European terror attacks
Shadows of members of the public are seen by floral tributes next to the Houses of Parliament, in the aftermath of the March 22 terror attack in London, Britain. (Photo: Facundo Arrizabalaga, EPA)
The United Kingdom was hit by a series of terrorist attacks in 2017: The Ariana Grande concert bombing in Manchester, killing 22 people on May 22, as well as vehicle attacks near Parliament, on the London Bridge and near a mosque in Finsbury Park. A homemade explosive set off a small fire on a train at a London subway station during rush hour Sept. 15, injuring 29 people and prompting Britain to raise its terrorism threat level to “critical.”
In Barcelona on Aug. 17, a van driver plowed into dozens of people on a popular thoroughfare, killing 13 people and injuring more than 100. A few hours later in nearby Cambrils, Spain, five men thought to belong to the same terrorist cell drove into pedestrians, killing one person and injuring six others. All five attackers were shot and killed by police.
In Stockholm on April 7, a hijacked truck intentionally drove into a department store, killing five people and injuring 15.
U.N. repudiates Trump’s recognition of Israel
The United Nations General Assembly voted overwhelmingly on Dec. 21 to repudiate President Trump’s controversial declaration recognizing Jerusalem as the capital of Israel. Trump threatened to withhold aid in retaliation for a vote condemning his position.

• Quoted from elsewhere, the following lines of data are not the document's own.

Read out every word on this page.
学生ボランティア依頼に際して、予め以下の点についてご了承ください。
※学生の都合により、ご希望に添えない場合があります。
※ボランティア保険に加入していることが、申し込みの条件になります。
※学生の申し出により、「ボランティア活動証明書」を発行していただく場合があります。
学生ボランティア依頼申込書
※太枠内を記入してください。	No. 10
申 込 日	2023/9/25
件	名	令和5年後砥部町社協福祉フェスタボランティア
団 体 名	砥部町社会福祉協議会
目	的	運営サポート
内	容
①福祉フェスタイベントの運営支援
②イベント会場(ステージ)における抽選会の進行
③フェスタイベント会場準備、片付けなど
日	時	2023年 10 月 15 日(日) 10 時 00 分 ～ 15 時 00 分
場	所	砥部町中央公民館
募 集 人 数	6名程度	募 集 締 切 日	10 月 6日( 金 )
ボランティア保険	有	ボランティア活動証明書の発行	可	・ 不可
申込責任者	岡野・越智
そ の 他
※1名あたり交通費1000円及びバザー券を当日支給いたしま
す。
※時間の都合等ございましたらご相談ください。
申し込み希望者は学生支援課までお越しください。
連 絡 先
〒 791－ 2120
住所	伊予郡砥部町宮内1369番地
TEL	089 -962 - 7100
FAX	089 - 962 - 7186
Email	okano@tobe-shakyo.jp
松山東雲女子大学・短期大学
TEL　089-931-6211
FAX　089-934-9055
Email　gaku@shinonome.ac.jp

The U.N. body voted 128-9 to declare Trump’s recognition of Jerusalem as Israel’s capital “null and void.” Thirty-five nations abstained.
The measure, drafted by U.S. ally Egypt, urges nations to support U.N. resolutions dating to 1967 — when Israel captured East Jerusalem from Jordan — that call for Jerusalem’s status to be decided through negotiations between Israelis and Palestinians.
Israel says a united Jerusalem will remain its capital, while Palestinians want it to cede East Jerusalem as the capital of a future, independent Palestinian state. Only a handful of countries recognize Jerusalem as the Israeli capital, while most others maintain embassies in Tel Aviv.
More: Trump’s Jerusalem plan signals to Palestinians — the less you give up, the more you lose
More: Jerusalem Palestinians still seek Israeli citizenship despite Trump declaration
Trump’s Dec. 6 Jerusalem announcement also said the State Department had been ordered to begin the years-long process of moving the U.S. Embassy to Jerusalem from Tel Aviv. Trump said the decision, following a law passed by Congress in 1998, does not impact the borders of Jerusalem, but reflected the reality that Israel considers the city its capital.
His announcement was widely condemned in capitals around the world, and provoked deadly protests in the Middle East.